First and foremost, as defenses continue to succumb to the endless flood of more automated attack types, the idea that humans will have the ability to effectively deploy detection and mitigation technologies and choreograph responses in real time will disappear. These new attack modalities (APDoS, Burst Attacks, volumetric pipe attacks) will make it increasingly difficult to defend against using manual mitigation solutions.
Leveraging a heterogeneous collection of solutions requires a heavy degree of manual intervention to properly configure and protect an organization. According to the 2015 – 2016 Global Application & Network Security Report, 91% of organizations are using multiple solutions, with just 6% relying on one solution against cyberattacks. Almost three-fifths of survey respondents indicated a medium degree of tuning required by its current solution, pointing to a big vulnerability given the increase in fully automated cyber-attacks.

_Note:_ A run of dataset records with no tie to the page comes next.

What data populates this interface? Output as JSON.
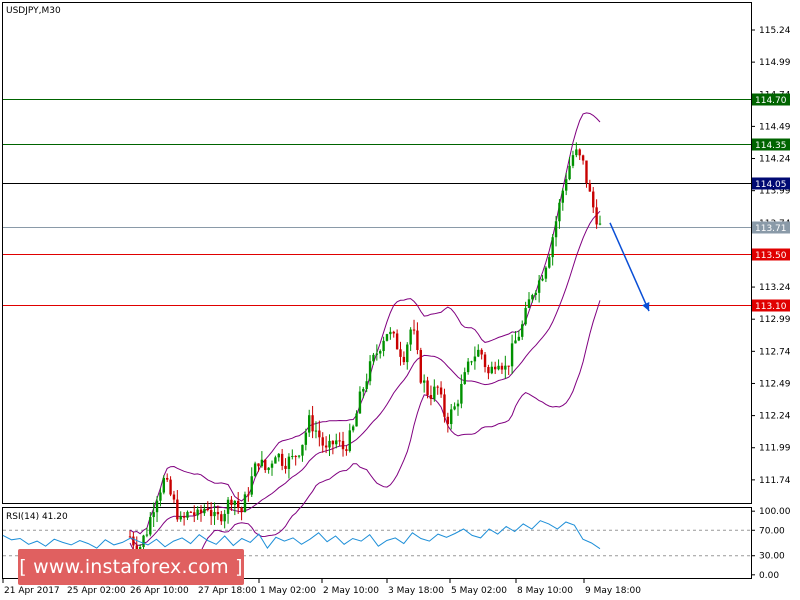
{
  "symbol": "USDJPY,M30",
  "rsi_label": "RSI(14) 41.20",
  "watermark": "[ www.instaforex.com ]",
  "colors": {
    "up": "#009100",
    "down": "#c80000",
    "bands": "#800080",
    "rsi": "#1e8fd8",
    "support": "#e00000",
    "resistance": "#006400",
    "pivot": "#000000",
    "current": "#8a9aa8",
    "arrow": "#0a4fd6",
    "tag_navy": "#000a73",
    "watermark": "#e06060"
  },
  "chart_data": {
    "type": "candlestick",
    "price_axis": {
      "ylim": [
        111.56,
        115.45
      ],
      "ticks": [
        "115.24",
        "114.99",
        "114.74",
        "114.49",
        "114.24",
        "113.99",
        "113.74",
        "113.49",
        "113.24",
        "112.99",
        "112.74",
        "112.49",
        "112.24",
        "111.99",
        "111.74"
      ]
    },
    "rsi_axis": {
      "ylim": [
        -5,
        105
      ],
      "ticks": [
        "100.00",
        "70.00",
        "30.00",
        "0.00"
      ],
      "levels": [
        70,
        30
      ],
      "value": 41.2
    },
    "x_ticks": [
      "21 Apr 2017",
      "25 Apr 02:00",
      "26 Apr 10:00",
      "27 Apr 18:00",
      "1 May 02:00",
      "2 May 10:00",
      "3 May 18:00",
      "5 May 02:00",
      "8 May 10:00",
      "9 May 18:00"
    ],
    "levels": [
      {
        "value": 114.7,
        "label": "114.70",
        "role": "resistance"
      },
      {
        "value": 114.35,
        "label": "114.35",
        "role": "resistance"
      },
      {
        "value": 114.05,
        "label": "114.05",
        "role": "pivot"
      },
      {
        "value": 113.71,
        "label": "113.71",
        "role": "current"
      },
      {
        "value": 113.5,
        "label": "113.50",
        "role": "support"
      },
      {
        "value": 113.1,
        "label": "113.10",
        "role": "support"
      }
    ],
    "arrow": {
      "from": 113.74,
      "to": 113.1
    },
    "close_path": [
      111.3,
      111.2,
      111.35,
      111.6,
      111.74,
      111.58,
      111.4,
      111.5,
      111.45,
      111.55,
      111.42,
      111.5,
      111.62,
      111.48,
      111.7,
      111.9,
      111.8,
      111.96,
      111.88,
      111.9,
      112.0,
      112.2,
      112.1,
      111.95,
      112.05,
      111.98,
      112.1,
      112.4,
      112.6,
      112.75,
      112.9,
      112.82,
      112.7,
      112.95,
      112.55,
      112.4,
      112.45,
      112.2,
      112.3,
      112.5,
      112.7,
      112.75,
      112.55,
      112.7,
      112.6,
      112.8,
      112.95,
      113.2,
      113.3,
      113.5,
      113.8,
      114.1,
      114.3,
      114.2,
      113.9,
      113.71
    ],
    "rsi": [
      62,
      55,
      57,
      48,
      53,
      45,
      56,
      51,
      47,
      54,
      49,
      42,
      55,
      47,
      51,
      58,
      52,
      47,
      56,
      44,
      53,
      58,
      49,
      63,
      54,
      48,
      61,
      46,
      57,
      51,
      64,
      42,
      59,
      53,
      58,
      48,
      56,
      66,
      52,
      61,
      48,
      57,
      53,
      63,
      45,
      54,
      58,
      49,
      66,
      57,
      53,
      64,
      59,
      65,
      72,
      62,
      58,
      72,
      64,
      76,
      68,
      80,
      72,
      85,
      80,
      72,
      83,
      78,
      56,
      50,
      41
    ]
  }
}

To combat APDoS, organizations will require a single vendor, hybrid cyber security solution that protects networks and applications from a wide range of attacks. Ideally, such a solution includes all the different technologies needed for effective detection and mitigation, including DoS/DDoS protection, behavioral analysis, IPS, encrypted attack protection and web application firewall (WAF). Additionally, organizations will also require new levels of partnership with their DDoS mitigation service provider and any ISP that provides managed DDoS services to coordinate for the effective detection and mitigation of a multi-vector assault.
Lastly, the rise of APDoS and volumetric pipe attacks, the use of detection-evading techniques such as user behavior and dynamic IP addresses, and across-the-board assaults that target all layers of a victim's IT infrastructure simultaneously will result in the rise of cyber botted-defense. In the quest to provide superior attack mitigation and protection, bots will take over a wide array of functions—including network and application security, compliance, cyber-attack mitigation, incident response, disaster recovery, and identity and access management.